I continue to witnessing efforts to justify high stock evaluations that discount the importance of profitability and elevate things like market momentum. I consider this a dangerous situation. When stocks like Amazon that are trading at an astronomical P/E then miss earnings or actually lose money, it is hard to explain why stocks prices reverse after a sharp drop then close the next day posting huge gains. Recently, we have witnessed massive moves in several speculative stocks such as Tesla and Netflix that are hard to defend by any other reasoning than shorts being squeezed out of the market. May I suggest the market has become so distorted it no longer reflects reality and that those with short positions rushing to the exits are responsible for most of the price action now taking place.

The bottom-line is the higher the market goes the more vulnerable it becomes to a major collapse and sudden downward move. For a long time, the wisdom has been to buy market dips and pullbacks. With each new rally, I feel a bit of deja vu. Way back in 2007 we saw stocks often ignoring both the news and reality, this is happening again.
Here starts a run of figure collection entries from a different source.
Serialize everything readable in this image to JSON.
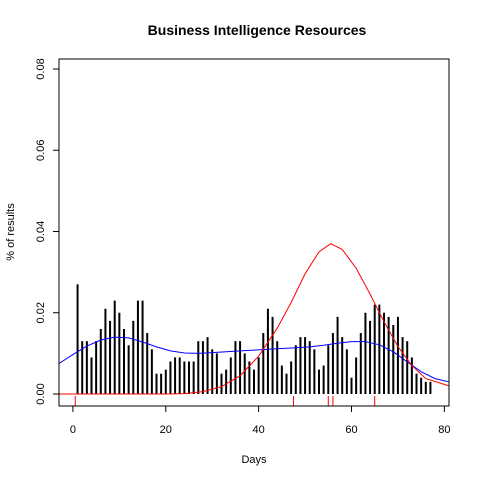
{
  "chart_data": {
    "type": "bar",
    "title": "Business Intelligence Resources",
    "xlabel": "Days",
    "ylabel": "% of results",
    "xlim": [
      -3,
      81
    ],
    "ylim": [
      0,
      0.08
    ],
    "x_ticks": [
      0,
      20,
      40,
      60,
      80
    ],
    "y_ticks": [
      0.0,
      0.02,
      0.04,
      0.06,
      0.08
    ],
    "x_tick_labels": [
      "0",
      "20",
      "40",
      "60",
      "80"
    ],
    "y_tick_labels": [
      "0.00",
      "0.02",
      "0.04",
      "0.06",
      "0.08"
    ],
    "grid": false,
    "series": [
      {
        "kind": "bars",
        "color": "#000000",
        "points": [
          [
            1,
            0.027
          ],
          [
            2,
            0.013
          ],
          [
            3,
            0.013
          ],
          [
            4,
            0.009
          ],
          [
            5,
            0.013
          ],
          [
            6,
            0.016
          ],
          [
            7,
            0.021
          ],
          [
            8,
            0.018
          ],
          [
            9,
            0.023
          ],
          [
            10,
            0.02
          ],
          [
            11,
            0.016
          ],
          [
            12,
            0.012
          ],
          [
            13,
            0.018
          ],
          [
            14,
            0.023
          ],
          [
            15,
            0.023
          ],
          [
            16,
            0.015
          ],
          [
            17,
            0.011
          ],
          [
            18,
            0.005
          ],
          [
            19,
            0.005
          ],
          [
            20,
            0.006
          ],
          [
            21,
            0.008
          ],
          [
            22,
            0.009
          ],
          [
            23,
            0.009
          ],
          [
            24,
            0.008
          ],
          [
            25,
            0.008
          ],
          [
            26,
            0.008
          ],
          [
            27,
            0.013
          ],
          [
            28,
            0.013
          ],
          [
            29,
            0.014
          ],
          [
            30,
            0.011
          ],
          [
            31,
            0.01
          ],
          [
            32,
            0.005
          ],
          [
            33,
            0.006
          ],
          [
            34,
            0.009
          ],
          [
            35,
            0.013
          ],
          [
            36,
            0.013
          ],
          [
            37,
            0.01
          ],
          [
            38,
            0.008
          ],
          [
            39,
            0.006
          ],
          [
            40,
            0.009
          ],
          [
            41,
            0.015
          ],
          [
            42,
            0.021
          ],
          [
            43,
            0.019
          ],
          [
            44,
            0.013
          ],
          [
            45,
            0.007
          ],
          [
            46,
            0.005
          ],
          [
            47,
            0.008
          ],
          [
            48,
            0.012
          ],
          [
            49,
            0.014
          ],
          [
            50,
            0.014
          ],
          [
            51,
            0.013
          ],
          [
            52,
            0.011
          ],
          [
            53,
            0.006
          ],
          [
            54,
            0.007
          ],
          [
            55,
            0.012
          ],
          [
            56,
            0.015
          ],
          [
            57,
            0.019
          ],
          [
            58,
            0.014
          ],
          [
            59,
            0.011
          ],
          [
            60,
            0.004
          ],
          [
            61,
            0.009
          ],
          [
            62,
            0.015
          ],
          [
            63,
            0.02
          ],
          [
            64,
            0.018
          ],
          [
            65,
            0.022
          ],
          [
            66,
            0.022
          ],
          [
            67,
            0.02
          ],
          [
            68,
            0.019
          ],
          [
            69,
            0.017
          ],
          [
            70,
            0.019
          ],
          [
            71,
            0.014
          ],
          [
            72,
            0.013
          ],
          [
            73,
            0.009
          ],
          [
            74,
            0.005
          ],
          [
            75,
            0.004
          ],
          [
            76,
            0.003
          ],
          [
            77,
            0.003
          ]
        ]
      },
      {
        "kind": "line",
        "color": "#0000ff",
        "points": [
          [
            -3,
            0.0075
          ],
          [
            0,
            0.0097
          ],
          [
            3,
            0.0118
          ],
          [
            6,
            0.0133
          ],
          [
            9,
            0.014
          ],
          [
            12,
            0.0138
          ],
          [
            15,
            0.0128
          ],
          [
            18,
            0.0116
          ],
          [
            21,
            0.0106
          ],
          [
            24,
            0.0101
          ],
          [
            27,
            0.01
          ],
          [
            30,
            0.0102
          ],
          [
            33,
            0.0104
          ],
          [
            36,
            0.0106
          ],
          [
            39,
            0.0108
          ],
          [
            42,
            0.011
          ],
          [
            45,
            0.0112
          ],
          [
            48,
            0.0114
          ],
          [
            51,
            0.0116
          ],
          [
            54,
            0.012
          ],
          [
            57,
            0.0125
          ],
          [
            60,
            0.0129
          ],
          [
            63,
            0.0129
          ],
          [
            66,
            0.0121
          ],
          [
            69,
            0.0104
          ],
          [
            72,
            0.0079
          ],
          [
            75,
            0.0055
          ],
          [
            78,
            0.0038
          ],
          [
            81,
            0.003
          ]
        ]
      },
      {
        "kind": "line",
        "color": "#ff0000",
        "points": [
          [
            -3,
            0.0
          ],
          [
            20,
            0.0
          ],
          [
            24,
            0.0001
          ],
          [
            28,
            0.0006
          ],
          [
            32,
            0.0018
          ],
          [
            36,
            0.0045
          ],
          [
            40,
            0.0093
          ],
          [
            44,
            0.0162
          ],
          [
            47,
            0.0225
          ],
          [
            50,
            0.0296
          ],
          [
            53,
            0.035
          ],
          [
            55.5,
            0.037
          ],
          [
            58,
            0.0356
          ],
          [
            61,
            0.031
          ],
          [
            64,
            0.0246
          ],
          [
            67,
            0.0178
          ],
          [
            70,
            0.0117
          ],
          [
            73,
            0.007
          ],
          [
            76,
            0.0038
          ],
          [
            81,
            0.002
          ]
        ]
      }
    ],
    "rug": {
      "color": "#ff0000",
      "x": [
        0.5,
        47.5,
        55,
        56,
        65
      ]
    }
  }
}
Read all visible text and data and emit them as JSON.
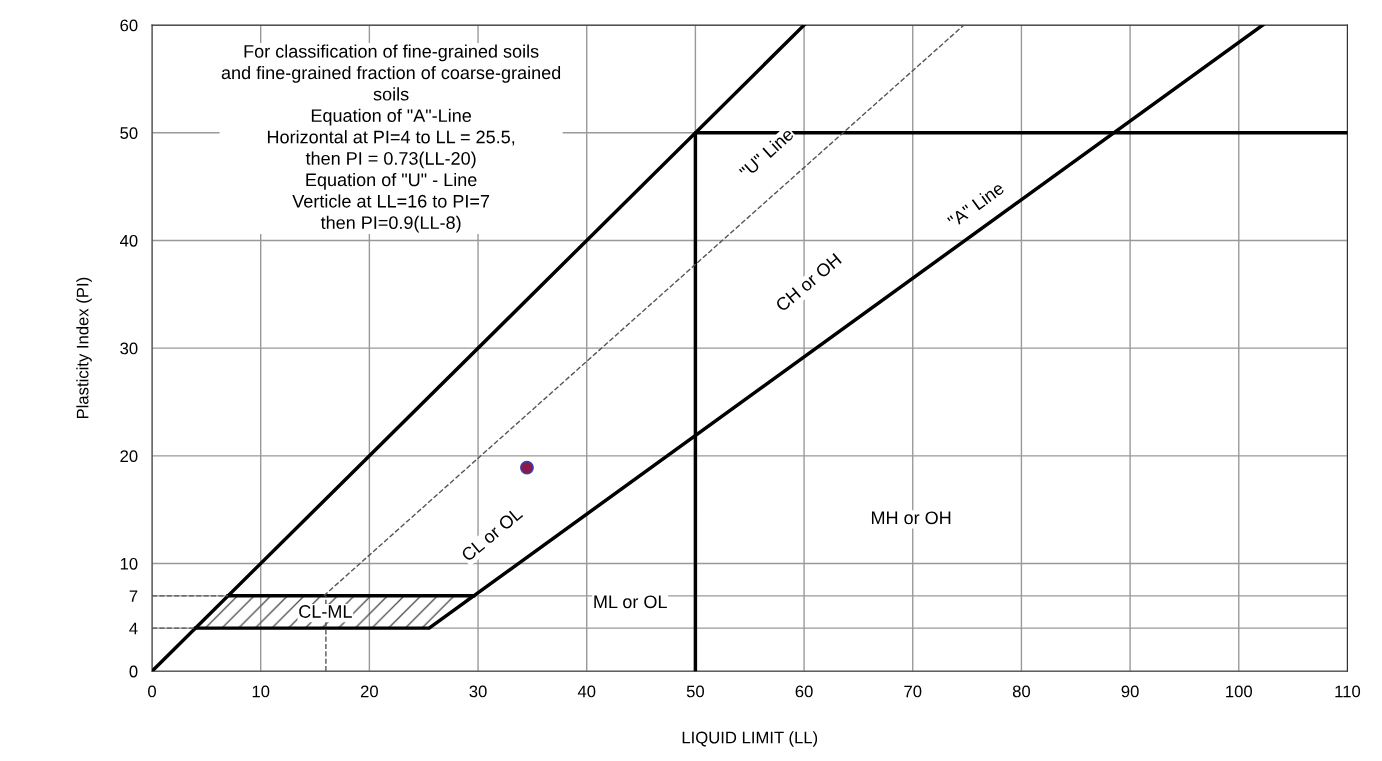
{
  "chart_data": {
    "type": "line",
    "xlabel": "LIQUID LIMIT (LL)",
    "ylabel": "Plasticity Index (PI)",
    "xlim": [
      0,
      110
    ],
    "ylim": [
      0,
      60
    ],
    "xticks": [
      0,
      10,
      20,
      30,
      40,
      50,
      60,
      70,
      80,
      90,
      100,
      110
    ],
    "yticks": [
      0,
      4,
      7,
      10,
      20,
      30,
      40,
      50,
      60
    ],
    "grid": true,
    "series": [
      {
        "type": "line",
        "color": "#000000",
        "line_style": "solid",
        "x": [
          0,
          60
        ],
        "values": [
          0,
          60
        ]
      },
      {
        "type": "line",
        "color": "#000000",
        "line_style": "solid",
        "x": [
          50,
          50,
          110
        ],
        "values": [
          0,
          50,
          50
        ]
      },
      {
        "type": "line",
        "color": "#000000",
        "line_style": "solid",
        "x": [
          4,
          25.5,
          102.2
        ],
        "values": [
          4,
          4,
          60
        ]
      },
      {
        "type": "line",
        "color": "#000000",
        "line_style": "solid",
        "x": [
          7,
          29.6
        ],
        "values": [
          7,
          7
        ]
      },
      {
        "type": "line",
        "color": "#555555",
        "line_style": "dashed",
        "x": [
          15.8,
          74.7
        ],
        "values": [
          7,
          60
        ]
      },
      {
        "type": "line",
        "color": "#555555",
        "line_style": "dashed",
        "x": [
          16,
          16
        ],
        "values": [
          0,
          7
        ]
      },
      {
        "type": "line",
        "color": "#555555",
        "line_style": "dashed",
        "x": [
          0,
          7
        ],
        "values": [
          7,
          7
        ]
      },
      {
        "type": "line",
        "color": "#555555",
        "line_style": "dashed",
        "x": [
          0,
          4
        ],
        "values": [
          4,
          4
        ]
      },
      {
        "type": "scatter",
        "color": "#8b1a4a",
        "marker": "circle",
        "x": [
          34.5
        ],
        "values": [
          18.9
        ]
      }
    ],
    "annotations": [
      "For classification of fine-grained soils\nand fine-grained fraction of coarse-grained\nsoils\nEquation of \"A\"-Line\nHorizontal at PI=4 to LL = 25.5,\nthen PI = 0.73(LL-20)\nEquation of \"U\" - Line\nVerticle at LL=16 to PI=7\nthen PI=0.9(LL-8)",
      "CL-ML",
      "ML or OL",
      "CL or OL",
      "MH or OH",
      "CH or OH",
      "\"U\" Line",
      "\"A\" Line"
    ]
  }
}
I awoke yesterday to several articles on how Morgan Stanley raised its price target on Tesla shares by 66% to $465 from $280 because the company is uniquely positioned to dominate in the emerging world of autonomous technology and driving. Yes, if it looks like a Ponzi scheme, sounds like a Ponzi scheme, and feels like a Ponzi scheme, then it is probably a Ponzi scheme. Still, it would be wise for those who see this for what it is not to make themselves an easy target.